In 1989, I arrived at an unexpected milestone in my life when I was slapped with divorce papers after two decades of marriage.
Slapped is the right description. I had no idea it was coming. I wasn’t guilty of anything, and, I eventually concluded, her reasons for leaving had little to do with me. People change.
But it happened, and it caught me off guard and left me reeling. In time, I coped and adjusted and moved on. I wasn’t the first guy to get dumped.
After several years, I began casually dating again. Some of those relationships lasted a while, some didn’t.
Happily, most of my dating encounters were positive. None became permanent, or even lasted long, but they were pleasant at the time. For the most part, good memories.
But not always. A few times, the women I met had issues — carried baggage in their lives that wasn’t healthy.
One turned out to be clingy and needy to an unsettling degree, as if her self-worth needed proving. The evening was awkward. I felt bad for her.
In cases like that, when the alarm bells went off and I felt uneasy, I distanced myself as soon as I could politely do so.
I suppose that’s how the dating scene goes, especially later in life. By then, everyone has a history. Kids and grandkids often are in the mix. Everyone carries baggage, some benign, some toxic.
I mention this because of an old memory that surfaced recently, a sad memory, about a woman I dated not long before I retired. At the time, I was living in the community of Between, Georgia.
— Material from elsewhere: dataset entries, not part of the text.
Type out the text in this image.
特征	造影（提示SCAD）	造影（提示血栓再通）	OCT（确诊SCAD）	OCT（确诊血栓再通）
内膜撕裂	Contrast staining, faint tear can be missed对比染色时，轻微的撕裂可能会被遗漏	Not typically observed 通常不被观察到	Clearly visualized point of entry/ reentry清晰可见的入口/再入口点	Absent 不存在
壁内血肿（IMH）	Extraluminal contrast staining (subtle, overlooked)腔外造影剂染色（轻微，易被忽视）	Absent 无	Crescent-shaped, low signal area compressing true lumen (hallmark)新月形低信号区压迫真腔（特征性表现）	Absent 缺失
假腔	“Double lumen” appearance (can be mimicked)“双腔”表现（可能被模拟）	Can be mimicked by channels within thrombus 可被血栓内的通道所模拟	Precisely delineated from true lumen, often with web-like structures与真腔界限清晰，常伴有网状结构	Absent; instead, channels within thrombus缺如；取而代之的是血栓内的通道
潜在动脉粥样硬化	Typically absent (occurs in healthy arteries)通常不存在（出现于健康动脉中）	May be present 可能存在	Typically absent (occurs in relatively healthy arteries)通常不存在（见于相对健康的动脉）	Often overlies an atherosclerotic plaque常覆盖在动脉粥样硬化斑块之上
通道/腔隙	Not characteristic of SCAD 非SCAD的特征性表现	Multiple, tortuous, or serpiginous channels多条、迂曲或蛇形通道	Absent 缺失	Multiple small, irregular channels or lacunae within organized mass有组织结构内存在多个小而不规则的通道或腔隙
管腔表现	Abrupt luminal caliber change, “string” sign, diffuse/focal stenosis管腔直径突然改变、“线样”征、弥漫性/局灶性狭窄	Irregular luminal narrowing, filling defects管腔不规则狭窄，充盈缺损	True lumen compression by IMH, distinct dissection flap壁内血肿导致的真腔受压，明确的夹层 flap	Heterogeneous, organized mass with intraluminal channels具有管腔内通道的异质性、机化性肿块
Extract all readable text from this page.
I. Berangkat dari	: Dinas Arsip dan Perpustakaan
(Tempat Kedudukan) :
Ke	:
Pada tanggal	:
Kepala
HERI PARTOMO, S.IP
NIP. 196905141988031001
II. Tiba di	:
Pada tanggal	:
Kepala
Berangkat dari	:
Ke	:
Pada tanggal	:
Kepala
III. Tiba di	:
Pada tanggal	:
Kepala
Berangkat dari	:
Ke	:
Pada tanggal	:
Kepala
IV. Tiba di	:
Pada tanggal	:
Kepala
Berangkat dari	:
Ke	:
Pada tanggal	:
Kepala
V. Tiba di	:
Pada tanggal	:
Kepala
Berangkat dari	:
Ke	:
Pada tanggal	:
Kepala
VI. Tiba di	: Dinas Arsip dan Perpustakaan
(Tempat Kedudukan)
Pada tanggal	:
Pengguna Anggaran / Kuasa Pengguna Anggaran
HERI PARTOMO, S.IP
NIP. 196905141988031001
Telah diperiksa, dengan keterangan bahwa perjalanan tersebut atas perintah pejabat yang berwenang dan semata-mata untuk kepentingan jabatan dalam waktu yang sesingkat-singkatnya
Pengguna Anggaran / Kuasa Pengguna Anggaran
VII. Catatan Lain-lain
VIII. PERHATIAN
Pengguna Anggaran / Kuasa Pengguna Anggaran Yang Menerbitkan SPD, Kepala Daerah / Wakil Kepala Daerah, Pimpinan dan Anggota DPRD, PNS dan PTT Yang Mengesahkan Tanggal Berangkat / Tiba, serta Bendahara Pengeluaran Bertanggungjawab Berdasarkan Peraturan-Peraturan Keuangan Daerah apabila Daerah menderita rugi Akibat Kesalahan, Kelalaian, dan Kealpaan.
I moved there, fittingly, because it was located between work and family.
Her name was Carol. She was 10 years my junior, which was intriguing, and divorced for some time. She was an accountant for a large Metro Atlanta construction company, and she lived in a subdivision about a mile from my place. One of my co-workers knew her and thought we should meet.
So, I called her, and we talked, and we agreed to a Saturday lunch date at Ruby Tuesday.
The anticipation as I walked into the restaurant was intense. Blind dates will concentrate the mind, no matter your age.
I told the hostess I was meeting someone. She gestured toward a nearby booth, and there was Carol, smiling at us.
She was disarmingly attractive. Slender, stylish, coal-black short hair. My immediate prayer: that her personality would be as good as her looks.
And it was. She was charming, intelligent, interesting — superlatives all around. I tried to be my nicest self and not act too giddy, but giddy I was.
The reality, of course, was that we both were trying to make a good impression. This was our first meeting, much too soon to assess or understand someone. You have to be realistic and patient.
And soon, I got my first glimpse of the real Carol.
I had told her that my passions were hiking and kayaking, that I spent most weekends either on a trail somewhere or paddling. She replied that she had been canoeing a few times, but she was unable to walk very far because of an accident.
She explained that, several years earlier, she fell and broke several bones in her right foot. The injury never healed properly. She underwent surgery twice. She remained under treatment and was no longer in pain, but she was left with a slight limp.
She explained all this with great intensity. Her voice had an edge. It was clear that she was fixated on the accident and her situation.
When we finished lunch and were leaving the restaurant, I got to see the condition she described.
To my surprise, the limp was barely perceptible. I didn’t comment, but, to me, this thing she spoke about with such feeling seemed relatively minor.
To Carol, it wasn’t remotely minor. What happened to her was unfair, unacceptable, and anguishing. As we walked to the parking lot, I knew she was both embarrassed by the moment and furious that fate had dealt her these cards.
After that, we went out two more times. It was clear that she was consumed by the matter and the perceived unfairness of it. It dominated her life.
Maybe, in one rosy scenario, I could have helped her get beyond the bitterness and deal with her situation. But I knew almost nothing about her life and background, and I had no real skills to offer. Not without regret, I decided to walk away.
We all handle adversity differently. I’ve known people who faced significant life problems — medical, marital, financial — with grit and grace. They didn’t always prevail, but they handled their issues with dignity, maturity, and class.
I’ve also known people who found themselves in serious situations, but couldn’t cope.
At about the time I met Carol, I got a call from an old college friend who was working as a NASA administrator in Florida. Over the years, we had been in touch periodically.
He said he was the victim of botched renal surgery that left him damaged and in chronic pain. The doctor was incompetent. A lawsuit was in progress. He mitigated the pain with prescription drugs.
For the next couple of years, he called me every few months, stoned and miserable. As he rambled, usually incoherently, I sat quietly at the other end of the line. My role was to listen, not speak.
Apparently, his drug use got out of control. He lost his job. His parents took him in.
I dreaded his calls, but I took them.
Then the calls stopped, for reasons I can only guess. I was relieved and despondent at the same time.
What happened to Carol was less dire, but a tragedy nonetheless. She simply couldn’t find it within herself to cope with a problem that, in truth, amounted to bad luck.
That failure poisoned her as surely as any drug.